Friday, 10 January 2014

Triumphs and setbacks

Exercising he old wrist muscle on New Year's Eve
The new year is bringing developments good and bad. To start with the bad: it seems as though I have to get back in shape all over again. After admittedly not moving much during Christmas holidays (the main exercise I got was for the old wrist muscle), my Yorkish habits demand that I run, pump and spin to my heart's content. (In fact, sometimes I wonder if my heart is content with all this workout: it is developing an unpleasant habit of changing gears at random moments of the day. But it's a lot more likely that cafein is at the heart of this phenomenon.)

On Tuesday I went to the Sweatshop Run Club, which I had tried out once (and liked) in November; afterwards, however, other activities got in the way. Now if I want to attain the shirt, which requires five stamps, I shall have to show up every week for the rest of my stay here. (If you miss a Tuesday there is an alternative run on Thursday, but the price is having to run 10km rather than 5km.) On Wednesday, despite the onset of some serious muscle ache, I picked up the weights again for a body pump session, which had me utterly exhausted as if I had never done this before.

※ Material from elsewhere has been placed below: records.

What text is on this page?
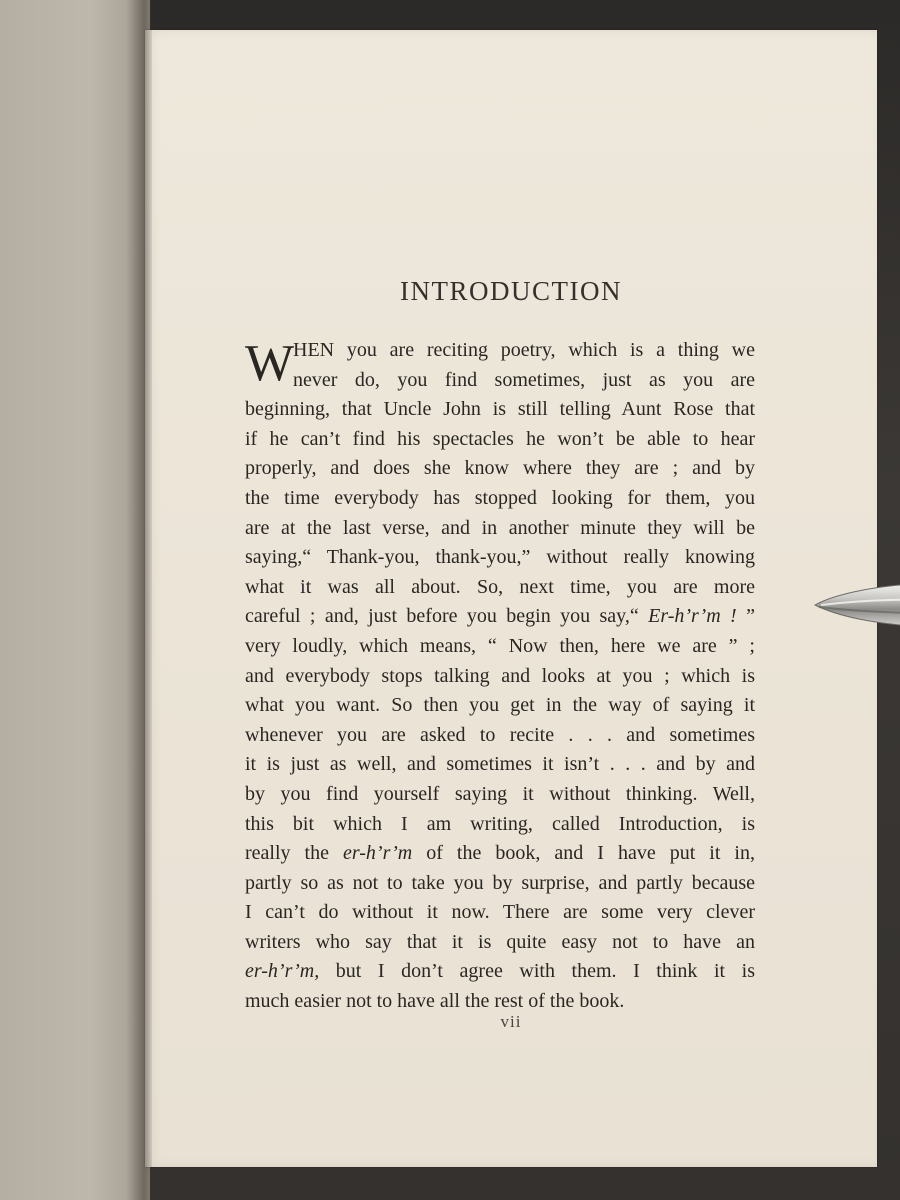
INTRODUCTION
W
HEN you are reciting poetry, which is a thing we
never do, you find sometimes, just as you are
beginning, that Uncle John is still telling Aunt Rose that
if he can’t find his spectacles he won’t be able to hear
properly, and does she know where they are ; and by
the time everybody has stopped looking for them, you
are at the last verse, and in another minute they will be
saying,“ Thank-you, thank-you,” without really knowing
what it was all about. So, next time, you are more
careful ; and, just before you begin you say,“ Er-h’r’m ! ”
very loudly, which means, “ Now then, here we are ” ;
and everybody stops talking and looks at you ; which is
what you want. So then you get in the way of saying it
whenever you are asked to recite . . . and sometimes
it is just as well, and sometimes it isn’t . . . and by and
by you find yourself saying it without thinking. Well,
this bit which I am writing, called Introduction, is
really the er-h’r’m of the book, and I have put it in,
partly so as not to take you by surprise, and partly because
I can’t do without it now. There are some very clever
writers who say that it is quite easy not to have an
er-h’r’m, but I don’t agree with them. I think it is
much easier not to have all the rest of the book.
vii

Today's spin class, under pain in various hitherto unknown parts of the body, felt as though I have never been on a bike before. This was aggravated by the fact that I had forgotten my top; rather than forgo the exercise I went in my regular shirt, which must not only have looked very odd but is much too warm, what with the collar and all.

SRC run: 5020 m, 11.5 km/h
Then the good: the paper we submitted after the Banff workshop (on benchmarks for bidirectional transformation) was accepted for presentation (and hence publication). The status of this publication is not the highest: we submitted to the Third International Workshop on Bidirectional Transformations, and in the pecking order of publications, workshops rank lowest; one step higher are conferences, the next step are journals. Within each of these categories there are a lot of further subtle differences, so that some workshops rank higher in the collective academic consciousness than some conferences, and some conferences higher than some journals. However, the nice thing about this publication is that it is on a topic that I knew very little about before I went to Banff, so it is indisputably a new direction for me, and this success can be entirely attributed to my trip to Canada.

It is a pity that I have grown a bit blasé about papers getting accepted. In some sense this is the single biggest peak in the life of an academic. I got my first acceptance in 1991, for the CONCUR conference, rated rather high - I got to present it in New York, which was in itself also very nice of course. At the time I celebrated by donating a crate of beer to the Friday afternoon get-together. You have submitted a paper, you know the date on which the decision on acceptance or rejection will be announced, and so you are waiting for the mail. The first line is either "We are happy to inform you" or "We regret to inform you"; in either case you might as well put off reading the rest of the mail (which will contain detailed reviews justifying the decision) since you will not take it in right then. An adrenalin boost for sure.

Come to think of it: might it be the case that in the academic context research is rated higher than teaching (do not let the official position about their equivalence deceive you) because teaching does not offer a comparable success experience? Don't get me wrong, I love lecturing and supervising students, but for different reasons: the feeling that you make them understand something that they did not grasp before, plus the interaction involved. Still, teaching is a slow process, and there is no natural moment (for the teacher) at which success becomes evident and worth celebrating.

Now, how shall we test that hypothesis? Is there a paper in it?